[Édito] Je pleurerais sur votre sort
Si vous votez pour le RN par colère, par contestation, par dégoût pour un pouvoir qui méprise votre existence, piétine vos aspirations et trahit dès la première occasion, je pleurerais sur votre sort.
Si vous accordez au RN votre suffrage par volonté de vivre et ne plus survivre, de ne plus faire vos courses au hard-discount la calculatrice en main, de manger à votre faim et à votre envie tout le mois et toute l’année, de ne plus vous priver de viande trois jours sur quatre, d’être en capacité de vous faire plaisir de temps à autre et d’offrir des moments de joie à vos enfants ou petits-enfants, je pleurerais sur votre sort.
Si vous donnez votre voix au RN par adhésion, par conviction que la France a perdu de sa superbe, que vous n’êtes plus chez vous, que vous êtes opprimé par vos propres voisins aux us et coutumes contraires à celles qui vous sont familières, que vous ne pouvez plus sortir de chez vous sans craindre la délinquance ou la criminalité, que vous risquez chaque fois que vous vous rendez en ville de connaître l’horreur d’un attentat islamiste, je pleurerais sur votre sort.
Si vous fêtez la victoire du RN aux soirs du 30 juin et du 7 juillet, par croyance que vos difficultés s’atténueront, que vos problèmes existentiels seront derrière vous, que vous ne serez plus obligés de faire vos courses avec la calculatrice, que vous pourrez enfin vous sentir chez vous, que vous serez alors représenté par des hommes et des femmes respectables et fiables, je pleurerais sur votre sort.
Si vous applaudissez à la privatisation de médias publics, qui de toute évidence ont sous-estimé vos soucis ou tourné en dérision ce qui vous tient à cœur, si vous êtes rassuré par l’omniprésence de fonctionnaires de police nationale ou de soldats Sentinelle équipés d’armes automatiques, si vous vous réjouissez du rétablissement des peines-plancher pour les infractions concernant les stupéfiants et de l’expulsion immédiate de tous les étrangers délinquants ou fichés S, si vous pensez que vous pourrez exercer votre droit à vivre en sécurité et en sérénité, je pleurerais sur votre sort.

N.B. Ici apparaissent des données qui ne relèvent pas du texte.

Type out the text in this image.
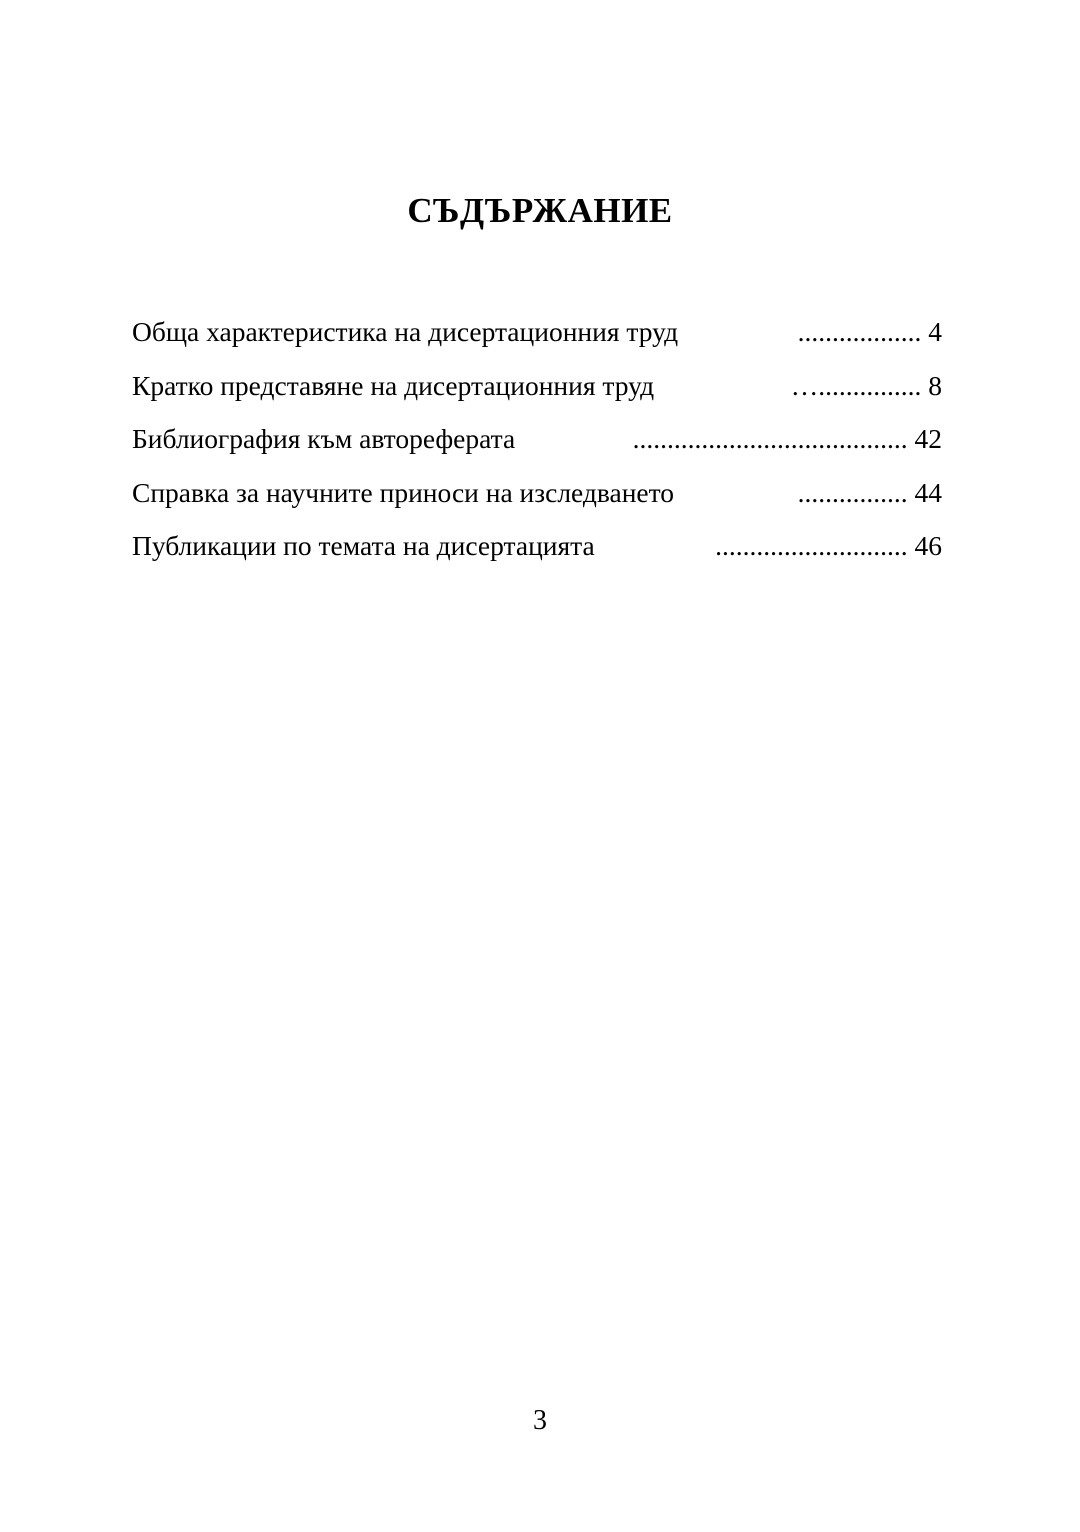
СЪДЪРЖАНИЕ
Обща характеристика на дисертационния труд	.................. 4
Кратко представяне на дисертационния труд	…............... 8
Библиография към автореферата	........................................ 42
Справка за научните приноси на изследването	................ 44
Публикации по темата на дисертацията	............................ 46
3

Si vous soutenez la restriction des droits des homosexuels, des syndicalistes, des musulmans français, des jeunes sortant des sentiers battus, des restaurateurs aux spécialités orientales, des activistes écolos ou de vos voisins aux us et coutumes différentes, si vous considérez l’austérité raciste et l’exclusion des autres comme le seul moyen d’obtenir la reconnaissance que vous méritez, je pleurerais sur votre sort.
Si vous êtes insensible aux manœuvres policières violentes, aux verdicts judiciaires expéditifs, aux décisions administratives arbitraires, à la criminalisation de l’opposition institutionnelle ou populaire, à la constitution et au déchaînement de groupes armés pour imposer par la force les nouvelles lois et les nouvelles normes, je pleurerais sur votre sort.
Si vous ne versez pas la moindre larme sur les cibles du nouveau pouvoir, si vous riez aux éclats du sort réservé à vos voisins aux cultures qui ne sont pas les vôtres, si vous devenez indifférent, brutal et impitoyable, mû par la fureur de votre vengeance aveugle, si vous y perdez vos principes, vos sentiments et votre humanité, je pleurerais sur votre sort.
Si votre révolution nationale, que vous appelez aujourd’hui de vos vœux et que vous rejoindrez sans doute demain, ne m’a pas poursuivi, traqué, enfermé, n’a pas été au bout de sa rage de me punir pour avoir commis la crime d’être journaliste d’opposition, syndicaliste fraternel, communiste convaincu et handicapé psychique, si vous n’avez pas anesthésié ma capacité à me révolter, à m’indigner ou à m’attendrir, si seulement vous ne m’avez pas privé de mon humanité, alors sans condition je l’entretiendrais comme on prend soin d’une faible flamme plus précieuse que jamais et je pleurerais sur votre sort.